Les souvenirs de Jaaziel sont peut-être encore un peu flous, après tout il s'était déchiré ce soir là et en vérité il ne se souvenait plus exactement de la raison pour laquelle il s'était senti traité de pédé. Il avait en tout cas ressenti pour la première fois cette attirance envers Isaac. Ares, du surnom qu'il lui avait donné dés leur rencontre. À quoi elle rimait celle-là, d'ailleurs. Pourquoi lui ? Pourquoi s'était-il arrêté sur ce comptoir pour lui parler, et pourquoi l'avait-il emmener avec lui ? Aussi merdique soit leur relation, Jaaz n'avait jamais regretté. Un peu comme une addiction, de celle qui détruis mais dont on a besoin, qui ne fait pas tant de bien mais dont on ne pourrait pas se passer. Dès que ses yeux s'étaient posés sur lui, le punk s'était senti emporté trop loin. Lui qui n'avait rien de si particulier pourtant, pas si bavard et encore moins fidèle. Justement, peut-être était-ce ce regard de traître qui l'avait mis au défi. La vie était ennuyante, surtout pour un déchaîné comme lui, et il avait vu dans ces whiskys l'espoir d'une plus longue et lente agonie.

Il crut qu'une fois encore Ares fuirait. Tellement habitué qu'il ne réagit pas vraiment, la mâchoire cependant crispée et les poings serrés. Un rejet de plus. Il pensait avoir fait des efforts alors qu'Ares était le mec le plus compliqué avec qui échanger. Pas seulement parce qu'il esquivait pratiquement à chaque fois, mais il y avait ce quelque chose qui avait longtemps bloqué Jaaziel.
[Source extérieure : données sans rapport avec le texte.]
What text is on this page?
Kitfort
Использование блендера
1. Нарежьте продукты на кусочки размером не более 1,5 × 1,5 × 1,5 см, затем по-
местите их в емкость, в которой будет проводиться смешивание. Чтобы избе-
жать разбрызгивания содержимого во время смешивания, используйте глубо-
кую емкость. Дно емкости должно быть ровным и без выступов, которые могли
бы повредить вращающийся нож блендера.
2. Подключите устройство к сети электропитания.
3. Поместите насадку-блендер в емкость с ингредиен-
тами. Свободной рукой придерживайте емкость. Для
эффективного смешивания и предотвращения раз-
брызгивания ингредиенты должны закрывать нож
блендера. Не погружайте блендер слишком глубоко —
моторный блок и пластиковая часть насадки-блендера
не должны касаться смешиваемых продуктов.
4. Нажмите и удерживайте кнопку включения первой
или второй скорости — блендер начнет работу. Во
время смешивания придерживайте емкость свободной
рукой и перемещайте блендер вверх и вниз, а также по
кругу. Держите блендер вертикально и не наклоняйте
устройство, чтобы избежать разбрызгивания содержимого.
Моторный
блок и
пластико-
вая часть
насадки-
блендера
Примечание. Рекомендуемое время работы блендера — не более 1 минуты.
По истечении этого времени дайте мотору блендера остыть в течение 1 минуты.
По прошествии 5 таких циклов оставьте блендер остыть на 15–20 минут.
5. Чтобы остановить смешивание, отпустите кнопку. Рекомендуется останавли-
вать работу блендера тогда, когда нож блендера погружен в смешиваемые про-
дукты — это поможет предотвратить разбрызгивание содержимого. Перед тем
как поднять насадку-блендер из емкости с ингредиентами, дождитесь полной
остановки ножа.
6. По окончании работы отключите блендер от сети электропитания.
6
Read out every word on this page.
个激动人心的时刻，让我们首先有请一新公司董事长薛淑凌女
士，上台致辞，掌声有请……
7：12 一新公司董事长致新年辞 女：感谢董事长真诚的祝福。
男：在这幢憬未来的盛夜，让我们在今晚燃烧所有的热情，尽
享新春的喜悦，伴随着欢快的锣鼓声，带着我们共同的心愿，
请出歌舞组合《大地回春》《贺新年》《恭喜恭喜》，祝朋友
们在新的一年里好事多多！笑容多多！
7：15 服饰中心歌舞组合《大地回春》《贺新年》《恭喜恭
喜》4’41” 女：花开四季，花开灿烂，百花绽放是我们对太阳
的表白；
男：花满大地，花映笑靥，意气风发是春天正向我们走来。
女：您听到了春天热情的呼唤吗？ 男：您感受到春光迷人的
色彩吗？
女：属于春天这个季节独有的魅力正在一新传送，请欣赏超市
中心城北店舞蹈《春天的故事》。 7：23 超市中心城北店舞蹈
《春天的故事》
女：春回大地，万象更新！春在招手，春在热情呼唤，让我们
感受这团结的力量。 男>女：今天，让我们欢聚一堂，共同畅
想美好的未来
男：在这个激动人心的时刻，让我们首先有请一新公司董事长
Maintenant qu'il osait à peu près, il se sentait d'autant plus déçu de comprendre de plus en plus qu'il était trop tard et qu'il ne pourrait sans doute jamais se rattraper.

À tord.

Car la porte se referma avec le défiguré de son côté, qui revint ensuite vers lui. Encore un peu tendu par de mauvaises pensées, Jaaziel demeura tétanisé. Il se passait définitivement quelque chose ce soir, ou peut-être depuis hier, depuis cet incendie. Il comprit. Et si ça allait être difficile, si rien n'était fait, Ares se glissait enfin dans son lit et son corps venait l'enlacer.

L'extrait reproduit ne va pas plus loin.